The ATF had the informant stay in a trailer at a campground in Catoosa, Okla., where the brothers were staying at the time, dress in shorts and tank tops, display a Confederate flag and talk about a fictitious plan to hurt a child molester that she knew.
Deborah Williams said the only thing the government will be able to prove against Dennis Mahon is that he was involved in “a conspiracy of lust, with Rebecca Williams at the center.”
“It was all about sex,” the attorney said. “Dennis fell hard for her … Rebecca Williams was the trailer-park Mata Hari, and she gave an award-winning performance.”
Over the course of knowing the Mahons for five years, court records show that the informant sent the men at least two racy photos of herself, taken by the ATF unbeknownst to the brothers.
One photo showed her in a leather jacket, fishnet stockings and a thong that completely exposed her buttocks, along with a note that said, “Thought you’d love the butt shot.” The other showed her in a revealing white bikini top with a grenade hanging between her breasts as she posed in front of a pickup truck and a swastika.

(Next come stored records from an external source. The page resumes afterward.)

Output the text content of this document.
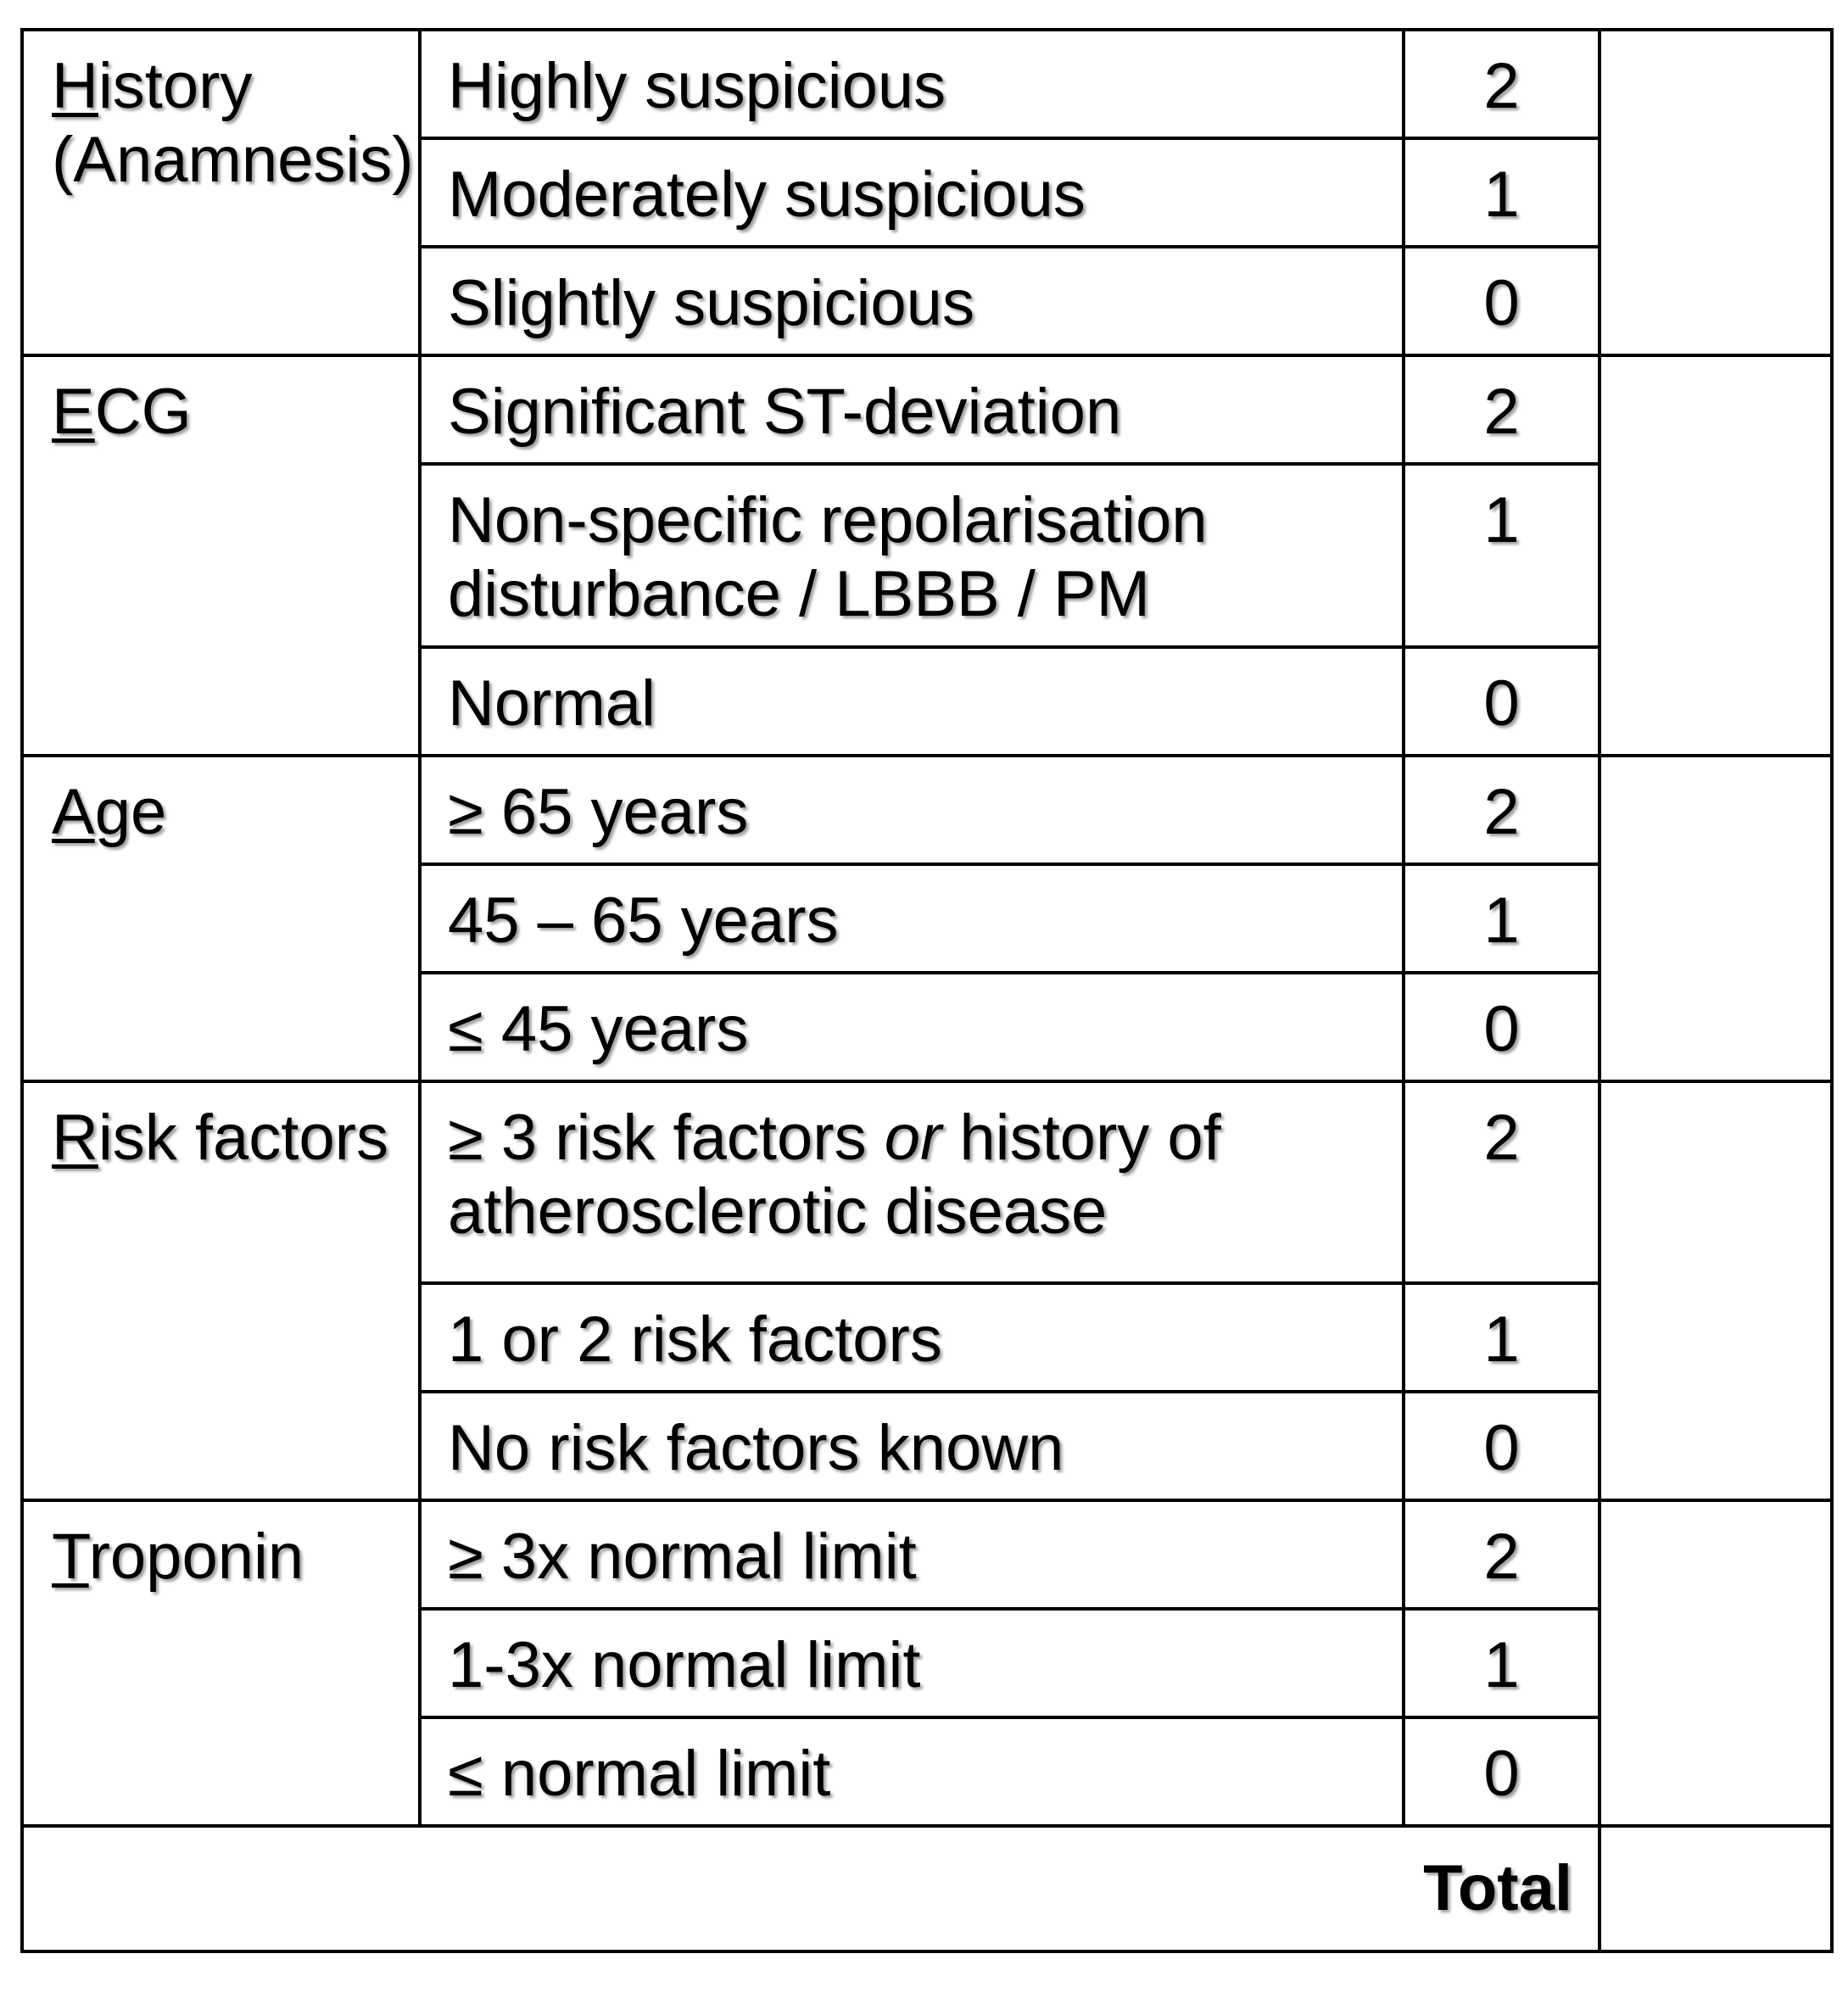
History
(Anamnesis)	Highly suspicious	2	
	Moderately suspicious	1	
	Slightly suspicious	0	
ECG	Significant ST-deviation	2	
	Non-specific repolarisation disturbance / LBBB / PM	1	
	Normal	0	
Age	≥ 65 years	2	
	45 – 65 years	1	
	≤ 45 years	0	
Risk factors	≥ 3 risk factors or history of atherosclerotic disease	2	
	1 or 2 risk factors	1	
	No risk factors known	0	
Troponin	≥ 3x normal limit	2	
	1-3x normal limit	1	
	≤ normal limit	0	
Total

Dennis Mahon opened up to Rebecca Williams as the government recorded their conversations. Mahon showed her how to make bombs and bragged about bombing a Jewish community center, an Internal Revenue Service building, an immigration facility, and an abortion clinic, according to court records. Those claims have not been corroborated.
Mahon also talked to her about the Scottsdale bombing, telling her that he didn’t do it but convinced white police officers to do it.
“I just wanted to teach (Logan) a lesson the first time,” Mahon said, according to court records.
Deborah Williams pointed out to jurors that Rebecca Williams was paid for her work as a government informant and was promised $100,000 by the ATF should the Mahons be successfully prosecuted.
Prosecutor John Boyle told jurors that while Williams flirted with the Mahons, she never had sex with them and was playing a role to get the brothers to open up to her.
He said what the jurors need to focus on is that the trial is about “racial violence,” and that the Mahons belonged to a group called the White Aryan Resistance, a group that Boyle said encourages members to act as “lone wolves” and commit violence against non-whites and the government to get their message across.
Boyle showed pictures of the diversity office after the bombing and played a recording of a message left at the office by Dennis Mahon five months before the bombing.
In it, Mahon criticizes the predominantly white city of Scottsdale for holding a Hispanic heritage event and used a racial epithet for Hispanics.
“The white Aryan resistance is growing in Scottsdale,” Dennis Mahon said angrily. “There’s a few white people who are standing up.”
Boyle said that although the Mahons’ DNA wasn’t on the bomb, evidence at trial will show that they admitted their involvement to Williams. That evidence includes a detailed description of the bomb used on Logan that Dennis Mahon gave to Williams, even though such a description hadn’t been made public by officials.
“He knows exactly how that bomb was made, and that is not public information,” Boyle said.
And the same day that the bomb was left in a city library with Logan’s name on it, Boyle said that Dennis Mahon mailed a will to his home back in Illinois saying: “I am proud to have fought these evil bastards to my last breath.”
Logan said Thursday that he didn’t want to talk about the trial because he’s a witness and he didn’t want to jeopardize the prosecution. He added simply, “This is long overdue.”